膨大なスポーツのデータから、その裏側を読み解くという試み。「今、流れはこっちにある。」ってホントなのか? 「サポーターは 12 番目の選手だ。」と思いたいけど、その影響力はどのぐらい? 同じルールなのに、なぜ、ホームチームが有利なんだろう? …そんなスポーツ界の謎に、データが答える。
スポーツは、プレイする楽しみ、観る楽しみがあるが、現代はデータを読む楽しみという側面もある。スポーツ新聞や専門誌、テレビやラジオの中継なんかも、データの宝庫で、データなしでは成立しないぐらいだ。だがしかし、データというのは都合のいい使われ方をする側面もある。「ここ最近の四打席で三安打。当たっている彼には、一打逆転に期待がかかります。」なんてのはよくある解説だが、たぶん "ここ五打席でも三安打" なのだ (そうでなければ "五打数四安打" と言うだろうから)。四打数三安打なら 75% で、五打数三安打なら 60% な訳だが、わざわざ確率の高い方の数字を使って、視聴者の期待感を煽っているって訳だ。実際のところ、プロ野球選手の打率は 3 割前後なので、60% でも飾っているのだけれども…。

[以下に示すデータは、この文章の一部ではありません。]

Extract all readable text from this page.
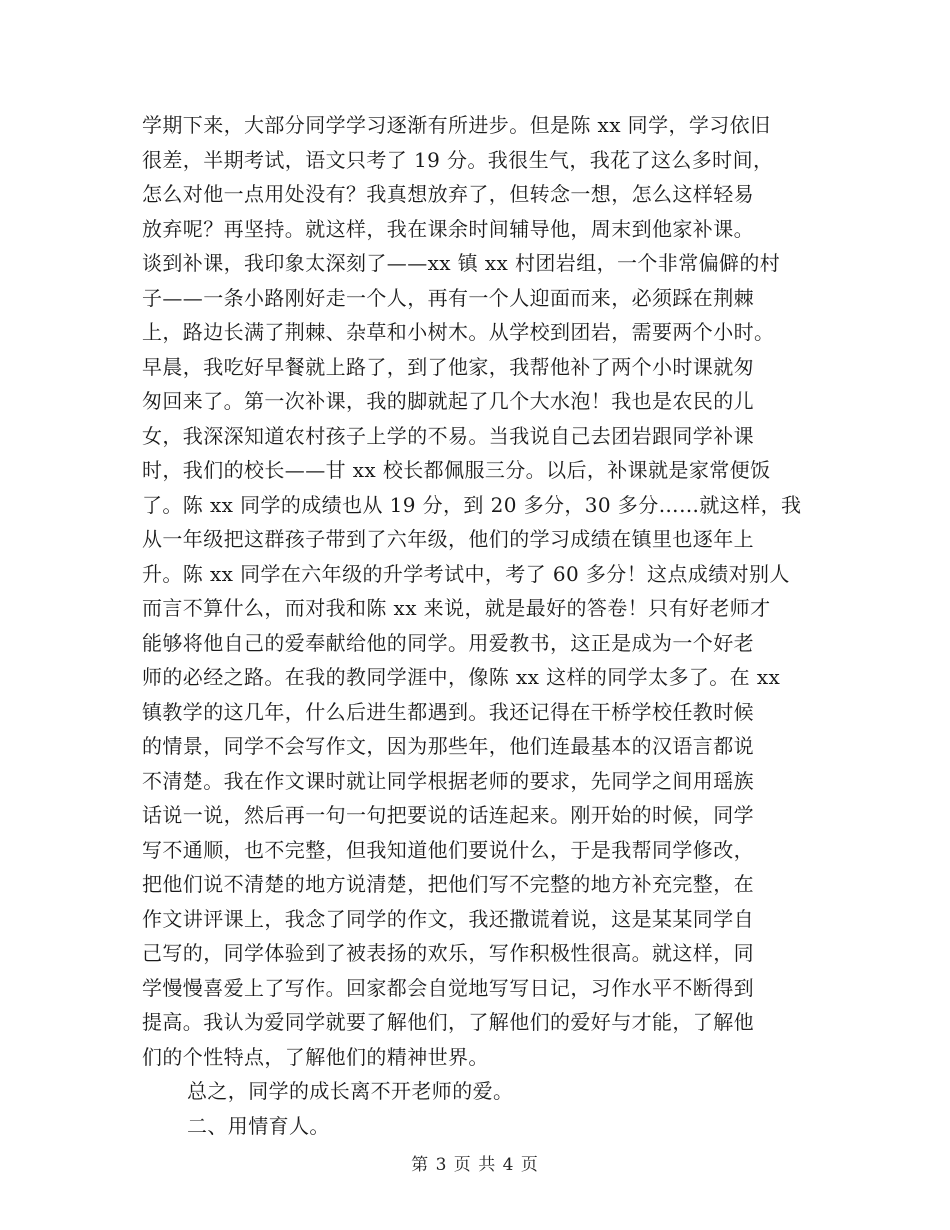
学期下来，大部分同学学习逐渐有所进步。但是陈 xx 同学，学习依旧
很差，半期考试，语文只考了 19 分。我很生气，我花了这么多时间，
怎么对他一点用处没有？我真想放弃了，但转念一想，怎么这样轻易
放弃呢？再坚持。就这样，我在课余时间辅导他，周末到他家补课。
谈到补课，我印象太深刻了——xx 镇 xx 村团岩组，一个非常偏僻的村
子——一条小路刚好走一个人，再有一个人迎面而来，必须踩在荆棘
上，路边长满了荆棘、杂草和小树木。从学校到团岩，需要两个小时。
早晨，我吃好早餐就上路了，到了他家，我帮他补了两个小时课就匆
匆回来了。第一次补课，我的脚就起了几个大水泡！我也是农民的儿
女，我深深知道农村孩子上学的不易。当我说自己去团岩跟同学补课
时，我们的校长——甘 xx 校长都佩服三分。以后，补课就是家常便饭
了。陈 xx 同学的成绩也从 19 分，到 20 多分，30 多分……就这样，我
从一年级把这群孩子带到了六年级，他们的学习成绩在镇里也逐年上
升。陈 xx 同学在六年级的升学考试中，考了 60 多分！这点成绩对别人
而言不算什么，而对我和陈 xx 来说，就是最好的答卷！只有好老师才
能够将他自己的爱奉献给他的同学。用爱教书，这正是成为一个好老
师的必经之路。在我的教同学涯中，像陈 xx 这样的同学太多了。在 xx
镇教学的这几年，什么后进生都遇到。我还记得在干桥学校任教时候
的情景，同学不会写作文，因为那些年，他们连最基本的汉语言都说
不清楚。我在作文课时就让同学根据老师的要求，先同学之间用瑶族
话说一说，然后再一句一句把要说的话连起来。刚开始的时候，同学
写不通顺，也不完整，但我知道他们要说什么，于是我帮同学修改，
把他们说不清楚的地方说清楚，把他们写不完整的地方补充完整，在
作文讲评课上，我念了同学的作文，我还撒谎着说，这是某某同学自
己写的，同学体验到了被表扬的欢乐，写作积极性很高。就这样，同
学慢慢喜爱上了写作。回家都会自觉地写写日记，习作水平不断得到
提高。我认为爱同学就要了解他们，了解他们的爱好与才能，了解他
们的个性特点，了解他们的精神世界。
总之，同学的成长离不开老师的爱。
二、用情育人。
第 3 页 共 4 页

次のプレイのワクワク感は、プロスポーツを観る楽しみの一つだし、嘘をついている分けでもないので、実況中継を否定するつもりはぜんぜんない。「最近の成績は四打数三安打ですが、去年の打率は二割六分ですので、次の打席でヒットを打つ確率は、あくまでも二割六分ぐらいでしょう。」だと、ぜんぜん楽しくなさそうだ。 (^^; だがしかし、チームオーナー、コーチ陣、エージェントたち、そしてデータサイエンテストは、虚飾の数字にだまされている訳にはいかない。…いや、エージェントは都合のいい数字を作って契約金をつり上げたいだろうし、チームオーナーはルールすら知らない人がいたりもするから、そうでもないかもしれないが…。 (><)
ま、それはともかく…。本書は、スポーツ界で信じられていることをいろいろ検証している。審判は敵の味方なのか? そもそもどのぐらい正しい判定をしているのだろう? 相手のチャンスにタイムをかけてリズムを変える作戦は、本当に効果があるのだろうか? ドラフト一位指名に必死になっているが、費用の割に合うのだろうか? …などなど、スポーツ好き & データ好きの人にとってはたまらない内容で、興味深く最後まで楽しめるに違いない。
ただ…。NFL (アメフト), MLB (メジャーリーグ), NBA (バスケット) の話題が中心で、NHL (ホッケー), テニス、ゴルフ、サッカーの話題が少し登場するという感じで、日本人には馴染みの薄いところが、ちょっと残念ではある。日本のスポーツのデータを扱った本だと、さらに楽しそうだ。